Bush Administration Won’t Be Releasing Confidential Roberts Documents
WASHINGTON (Reuters) – The Bush administration does not want to release confidential memos that U.S. Supreme Court nominee John Roberts wrote when he worked for two Republican presidents, a White House adviser said on Sunday.
Former Sen. Fred Thompson, named by President Bush to steer Roberts’ confirmation through the Senate, disputed calls by some Democrats to turn over all the documents from Roberts’ tenure at the White House and Justice Department.
“The administration’s been pretty consistent on that, in fact, I think very consistent, in that (confidential documents) will not be forthcoming,” Thompson said during an interview on NBC’s “Meet the Press.”
“Conversations he has with his priest, conversations he has with his doctor or his wife or his client are matters that are off limits, basically,” said Thompson, a Republican who represented Tennessee in the Senate.
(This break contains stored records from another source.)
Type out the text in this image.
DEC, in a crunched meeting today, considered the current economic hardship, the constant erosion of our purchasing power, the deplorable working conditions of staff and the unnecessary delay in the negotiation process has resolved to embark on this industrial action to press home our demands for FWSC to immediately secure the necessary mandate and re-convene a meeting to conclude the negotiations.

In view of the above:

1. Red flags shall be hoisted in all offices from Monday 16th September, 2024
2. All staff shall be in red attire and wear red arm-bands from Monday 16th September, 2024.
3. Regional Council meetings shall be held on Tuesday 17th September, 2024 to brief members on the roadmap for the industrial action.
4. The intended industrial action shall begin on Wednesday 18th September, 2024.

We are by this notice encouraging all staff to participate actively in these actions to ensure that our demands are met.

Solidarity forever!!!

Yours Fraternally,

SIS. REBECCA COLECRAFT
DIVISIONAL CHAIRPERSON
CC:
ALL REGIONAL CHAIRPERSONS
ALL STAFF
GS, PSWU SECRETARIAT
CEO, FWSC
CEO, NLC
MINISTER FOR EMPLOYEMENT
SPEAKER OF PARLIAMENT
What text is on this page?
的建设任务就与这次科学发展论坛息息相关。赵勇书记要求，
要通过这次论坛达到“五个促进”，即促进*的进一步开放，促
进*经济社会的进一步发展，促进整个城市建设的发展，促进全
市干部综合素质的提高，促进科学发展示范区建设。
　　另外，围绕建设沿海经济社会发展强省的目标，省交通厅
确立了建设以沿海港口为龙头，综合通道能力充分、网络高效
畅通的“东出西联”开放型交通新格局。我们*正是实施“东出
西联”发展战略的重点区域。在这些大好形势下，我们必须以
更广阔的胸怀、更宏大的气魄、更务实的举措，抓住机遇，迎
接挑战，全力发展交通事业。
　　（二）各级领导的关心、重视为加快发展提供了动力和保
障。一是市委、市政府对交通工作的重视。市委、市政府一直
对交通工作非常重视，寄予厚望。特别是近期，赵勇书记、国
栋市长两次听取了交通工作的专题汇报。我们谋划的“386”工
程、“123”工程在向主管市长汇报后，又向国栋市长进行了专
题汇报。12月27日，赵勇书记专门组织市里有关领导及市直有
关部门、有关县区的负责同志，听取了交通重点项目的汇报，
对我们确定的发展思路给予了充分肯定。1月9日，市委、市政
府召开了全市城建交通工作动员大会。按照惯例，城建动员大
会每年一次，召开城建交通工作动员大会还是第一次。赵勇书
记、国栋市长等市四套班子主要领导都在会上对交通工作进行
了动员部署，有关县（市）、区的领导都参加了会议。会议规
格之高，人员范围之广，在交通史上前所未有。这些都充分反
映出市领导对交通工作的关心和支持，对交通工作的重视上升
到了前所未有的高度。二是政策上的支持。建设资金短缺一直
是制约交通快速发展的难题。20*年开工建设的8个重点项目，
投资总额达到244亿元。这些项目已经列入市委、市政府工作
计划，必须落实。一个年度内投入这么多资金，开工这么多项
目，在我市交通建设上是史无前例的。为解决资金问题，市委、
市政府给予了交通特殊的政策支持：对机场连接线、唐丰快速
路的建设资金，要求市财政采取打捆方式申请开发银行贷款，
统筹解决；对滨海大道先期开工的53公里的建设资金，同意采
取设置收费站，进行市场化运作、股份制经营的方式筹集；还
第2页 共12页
This is the exact same tactic used by Democrats to obstruct the appointment of John Bolton as UN Ambassador. They make unprecedented requests for documents that no Presidential administration has ever released for the purpose of determining a candidates eligibility for any post. Then, when the Administration makes the predictable response of denying access to the documents, the Democrats make ominous sounds about things the administration might be hiding.
After all the time we’ve already spent on debating White House nominations over the past several years one would hope that Democrats could set aside partisan politics for a nominee who most reasonable would agree is eminently qualified for the position he is to fill.